Every school in the ACC has had a 1,000-yard receiver. Every school in the ACC has had a 1,000-yard rusher.
But it is a different story when it comes to 3,000-yard passers. There remains one school that has never hit that mark: Virginia.
Matt Schaub holds the best single-season passing record, throwing for 2,976 yards in 2002 to lead the ACC. He came close again in 2003, throwing for 2,952 yards. Last year, Matt Johns threw for 2,810 yards, the closest anyone at Virginia has come to the 3,000-yard mark since Schaub.

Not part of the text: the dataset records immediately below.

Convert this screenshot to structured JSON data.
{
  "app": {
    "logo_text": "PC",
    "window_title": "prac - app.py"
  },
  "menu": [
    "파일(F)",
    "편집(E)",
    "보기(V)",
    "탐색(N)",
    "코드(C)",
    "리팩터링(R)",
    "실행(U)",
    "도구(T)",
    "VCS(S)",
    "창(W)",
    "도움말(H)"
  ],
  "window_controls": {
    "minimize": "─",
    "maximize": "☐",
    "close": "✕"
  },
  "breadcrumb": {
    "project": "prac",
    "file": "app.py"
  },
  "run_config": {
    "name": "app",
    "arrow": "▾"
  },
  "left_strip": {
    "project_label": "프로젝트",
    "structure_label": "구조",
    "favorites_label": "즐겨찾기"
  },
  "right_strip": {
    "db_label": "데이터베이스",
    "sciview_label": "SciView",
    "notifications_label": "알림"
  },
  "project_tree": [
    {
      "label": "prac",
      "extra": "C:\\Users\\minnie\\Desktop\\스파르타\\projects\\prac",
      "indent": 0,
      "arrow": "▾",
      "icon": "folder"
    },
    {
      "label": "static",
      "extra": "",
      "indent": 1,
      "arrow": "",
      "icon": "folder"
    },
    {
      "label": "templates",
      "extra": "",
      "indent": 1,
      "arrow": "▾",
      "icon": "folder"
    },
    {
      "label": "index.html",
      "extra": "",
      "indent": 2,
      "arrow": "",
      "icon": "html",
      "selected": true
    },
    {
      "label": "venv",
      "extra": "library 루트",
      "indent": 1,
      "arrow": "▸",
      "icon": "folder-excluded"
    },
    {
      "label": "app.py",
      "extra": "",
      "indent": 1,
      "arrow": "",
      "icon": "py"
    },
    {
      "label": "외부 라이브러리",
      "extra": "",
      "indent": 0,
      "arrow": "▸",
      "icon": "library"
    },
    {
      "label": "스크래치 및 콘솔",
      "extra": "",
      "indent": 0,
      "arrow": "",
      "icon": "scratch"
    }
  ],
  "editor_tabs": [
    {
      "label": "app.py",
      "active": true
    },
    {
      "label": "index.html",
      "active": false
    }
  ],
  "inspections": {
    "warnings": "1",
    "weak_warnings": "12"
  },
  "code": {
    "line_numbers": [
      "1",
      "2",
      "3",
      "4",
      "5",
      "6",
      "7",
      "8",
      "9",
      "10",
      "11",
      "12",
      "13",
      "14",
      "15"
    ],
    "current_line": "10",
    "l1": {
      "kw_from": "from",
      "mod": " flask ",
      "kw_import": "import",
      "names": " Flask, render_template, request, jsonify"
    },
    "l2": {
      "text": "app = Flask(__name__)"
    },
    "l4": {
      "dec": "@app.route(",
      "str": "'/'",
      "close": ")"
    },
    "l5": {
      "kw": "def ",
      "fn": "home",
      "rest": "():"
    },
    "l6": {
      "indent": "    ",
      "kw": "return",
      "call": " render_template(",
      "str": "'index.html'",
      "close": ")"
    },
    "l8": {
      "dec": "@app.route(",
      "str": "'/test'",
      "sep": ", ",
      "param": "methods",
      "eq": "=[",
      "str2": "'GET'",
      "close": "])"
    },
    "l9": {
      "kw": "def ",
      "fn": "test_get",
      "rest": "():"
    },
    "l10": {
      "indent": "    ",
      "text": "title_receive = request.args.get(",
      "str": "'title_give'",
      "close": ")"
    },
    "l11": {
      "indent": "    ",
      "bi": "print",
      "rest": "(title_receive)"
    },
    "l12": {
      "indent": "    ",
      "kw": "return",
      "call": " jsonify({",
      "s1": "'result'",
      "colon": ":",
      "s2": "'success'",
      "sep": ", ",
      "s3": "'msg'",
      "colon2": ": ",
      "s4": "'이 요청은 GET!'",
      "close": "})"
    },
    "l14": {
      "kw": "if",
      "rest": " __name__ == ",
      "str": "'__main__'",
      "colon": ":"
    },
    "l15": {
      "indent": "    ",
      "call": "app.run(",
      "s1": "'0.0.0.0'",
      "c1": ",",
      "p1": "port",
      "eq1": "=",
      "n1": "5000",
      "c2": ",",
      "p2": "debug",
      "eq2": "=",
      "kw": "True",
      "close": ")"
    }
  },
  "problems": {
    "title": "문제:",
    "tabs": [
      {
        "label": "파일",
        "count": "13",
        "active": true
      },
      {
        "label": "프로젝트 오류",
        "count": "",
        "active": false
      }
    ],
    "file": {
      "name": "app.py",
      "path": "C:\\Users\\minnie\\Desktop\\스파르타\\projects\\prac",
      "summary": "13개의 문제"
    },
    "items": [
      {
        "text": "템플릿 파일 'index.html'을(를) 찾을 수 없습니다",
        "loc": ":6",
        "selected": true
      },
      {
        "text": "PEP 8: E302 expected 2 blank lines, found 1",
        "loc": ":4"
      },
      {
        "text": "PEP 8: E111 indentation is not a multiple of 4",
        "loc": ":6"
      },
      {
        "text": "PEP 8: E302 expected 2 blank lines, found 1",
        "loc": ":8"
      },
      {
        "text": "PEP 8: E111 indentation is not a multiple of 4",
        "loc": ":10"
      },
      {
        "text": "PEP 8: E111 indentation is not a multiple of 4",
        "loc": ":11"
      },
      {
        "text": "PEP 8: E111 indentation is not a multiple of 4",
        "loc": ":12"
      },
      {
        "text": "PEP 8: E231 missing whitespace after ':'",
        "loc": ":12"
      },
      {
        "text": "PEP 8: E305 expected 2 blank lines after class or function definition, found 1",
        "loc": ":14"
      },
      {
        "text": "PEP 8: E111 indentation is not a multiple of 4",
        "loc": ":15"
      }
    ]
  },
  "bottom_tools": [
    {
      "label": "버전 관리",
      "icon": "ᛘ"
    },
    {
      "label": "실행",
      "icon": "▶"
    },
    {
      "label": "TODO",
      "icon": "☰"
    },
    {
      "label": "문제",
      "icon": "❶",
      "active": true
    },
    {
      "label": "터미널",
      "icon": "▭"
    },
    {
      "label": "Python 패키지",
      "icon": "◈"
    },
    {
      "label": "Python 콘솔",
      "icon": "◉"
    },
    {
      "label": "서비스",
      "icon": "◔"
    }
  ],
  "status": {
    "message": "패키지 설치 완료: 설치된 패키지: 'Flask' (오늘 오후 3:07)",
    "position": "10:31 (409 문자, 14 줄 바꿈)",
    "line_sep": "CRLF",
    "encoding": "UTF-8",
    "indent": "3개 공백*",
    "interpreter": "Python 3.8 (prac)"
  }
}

What are the prospects to finally get a player in the 3,000-yard club this season? When we went through our projections for potential 3,000-yard passers earlier this week, Virginia did not have anyone make the list.
There are a few reasons, besides the history. For one, Johns returns but whether he remains the starting quarterback is up in the air. East Carolina transfer Kurt Benkert will provide competition, along with Conner Brewer.

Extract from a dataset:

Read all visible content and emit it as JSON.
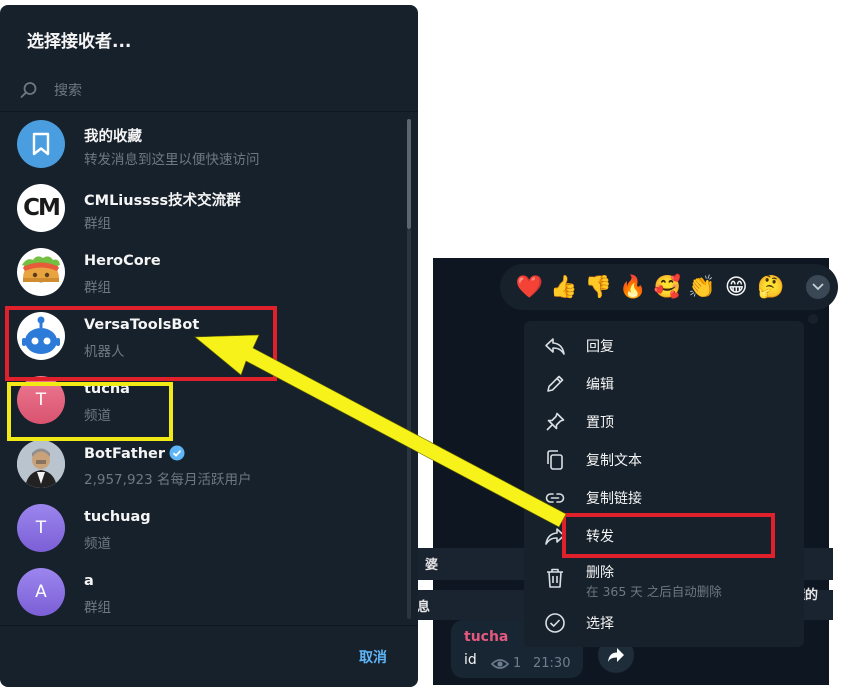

Second, Virginia loses top receiver Canaan Severin. The top returning receiver would be Keeon Johnson, who had 13 catches for 173 yards last season. Andre Levrone missed nearly all of 2015 with an injury but is expected back for 2016, and Doni Dowling could emerge as a threat, too. But for now, this group remains vastly unproven. Remember, its leader in receptions a year ago was running back Taquan Mizzell, who also finished second in receiving yards.
The last time Virginia had a 1,000-yard receiver was in 2001. Since Isaiah Ford gave Virginia Tech its first ever 1,000-yard receiver last year, Virginia now has the longest streak between 1,000-yard receivers in the ACC. Only four teams in the league have not had at least one 1,000-yard wideout since 2010: Louisville, NC State and Georgia Tech, along with UVa.
But there should be reason for optimism. Bronco Mendenhall and his staff bring a different offensive scheme that has placed a heavy emphasis on the quarterback. During his BYU career, Mendenhall had six 3,000-yard passers, including Tanner Mangum last year.
It might not happen in 2016, but given the new staff and the way offenses have taken center stage, chances are Virginia finally gets a 3,000-yard passer in the Mendenhall era.